Mechanisms of Activation
The routine physiological roles played by fibroblasts greatly impact the key behavior and functioning of the CAFs. The normal fibroblasts can lead to the activation of CAFs by a variety of mechanisms as shown in Figure 2. These include the contact signals (Notch and Eph-ephrins), extracellular matrix (stiffness and composition), DNA damage (chemotherapy and radiotherapy), Transforming Growth Factor- beta (TGF- beta), physiological stress (reactive oxygen species and disrupted metabolism), inflammatory signals [interleukins (IL) 1 & 6, Tumour Necrosis Factor (TNF), Receptor Tyrosine Kinase (RTK) ligands [platelet derived growth factor (PDGF) and Fibroblast Growth Factor (FGF).
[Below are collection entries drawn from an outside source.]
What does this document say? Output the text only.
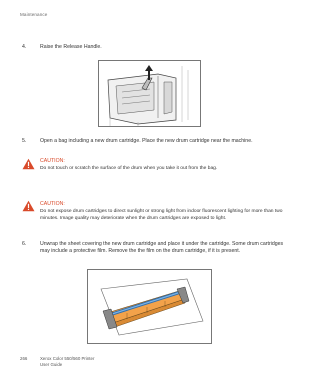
Maintenance
4.	Raise the Release Handle.
5.	Open a bag including a new drum cartridge. Place the new drum cartridge near the machine.
CAUTION:
Do not touch or scratch the surface of the drum when you take it out from the bag.
CAUTION:
Do not expose drum cartridges to direct sunlight or strong light from indoor fluorescent lighting for more than two minutes. Image quality may deteriorate when the drum cartridges are exposed to light.
6.	Unwrap the sheet covering the new drum cartridge and place it under the cartridge. Some drum cartridges may include a protective film. Remove the the film on the drum cartridge, if it is present.
266	Xerox Color 550/560 Printer
User Guide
TGF- beta drives the expression of alpha SMA and increase the activity of contractile cytoskeletons [12,20-22]. In pancreatic cancer, the proliferation of CAFs is increased by vitamins A and D which increase the activation of CAFs into a pro-tumorigenic state [16,23,24]. This is achieved typically by the SMAD signaling pathway or the renin-angiotensin mechanism. Double-stranded breaks in DNA can stimulate the production of IL-6 and the TGFβ family ligand activin A [25,26]. Activation of signaling pathways including NF kappa B and ERK pathways help in the generation of CAFs from the resident fibroblasts along with the other factors secreted from the tumor cells [27-30]. Inflammatory modulators like interleukins (typically 1 and 6) also promote the activation of CAF working alongside NF kappa B and signal transducer and activator of STAT transcription factors [31,32]. CAF activation is also prompted by the involvement of JAK-STAT signaling and alterations in chromatin modification typically histone acetylation alterations [33,34]. Generation of reactive oxygen species and activation of hypoxia inducible factor (HIF 1alpha) also drive the activation of resident fibroblasts to CAFs [35-37].
Key Roles
Generation of CAFs and in turn its functioning is greatly dependent on its origin. Overall, they present as a very heterogenous population of cells [38]. A clear definition of CAF subpopulations and linkage with their functionality till today remains a challenge, chiefly due to the lack of specific biological markers. CAFs generated from the tumor itself or the tumor microenvironment in turn affect its functionality as being pro or ani-tumorigenic (Figure 2). In general, cancer therapies are also known to initiate the generation of CAFs which is an anti-tumorigenic property of CAFs. However, the catch remains that it can lead to therapy resistance. CAFs play a significant role in matrix remodeling which typically includes matrix crosslinking, proteolysis, and matrix production and remodeling. It also mediated the immune crosstalk by activation of TGF beta, IL-6 production, CXCL12, and CCL2 production. Metabolic effects which included lactate, alanine, and aspartate shuttling and amino acid depletion, and soluble secreted factors including VEGF, exosomes, and HGF and GAS6 production are also carried out by the CAFs. Matrix remodeling and immune crosstalk in turn regulate the cancer
cell invasion and the interference with T cell functioning, respectively. Macrophage and endothelial crosstalk are also delimited by the soluble secreted factors. Metabolic effects on the other hand, greatly regulate the growth of the tumor cells. CAFs also secrete large volumes of growth factors, cytokines, and exosomes. The functional heterogeneity of the CAFs has been greatly identified and defined in a variety of cancers. In the cancers of the breast and pancreas, CAFs are typically associated with angiogenesis, metastasis, immunosuppression, angiogenesis, migration, invasion, and chemoresistance whereas in oral squamous cell carcinoma, it is typically associated with invasion, immunosuppression, and migration [39-44].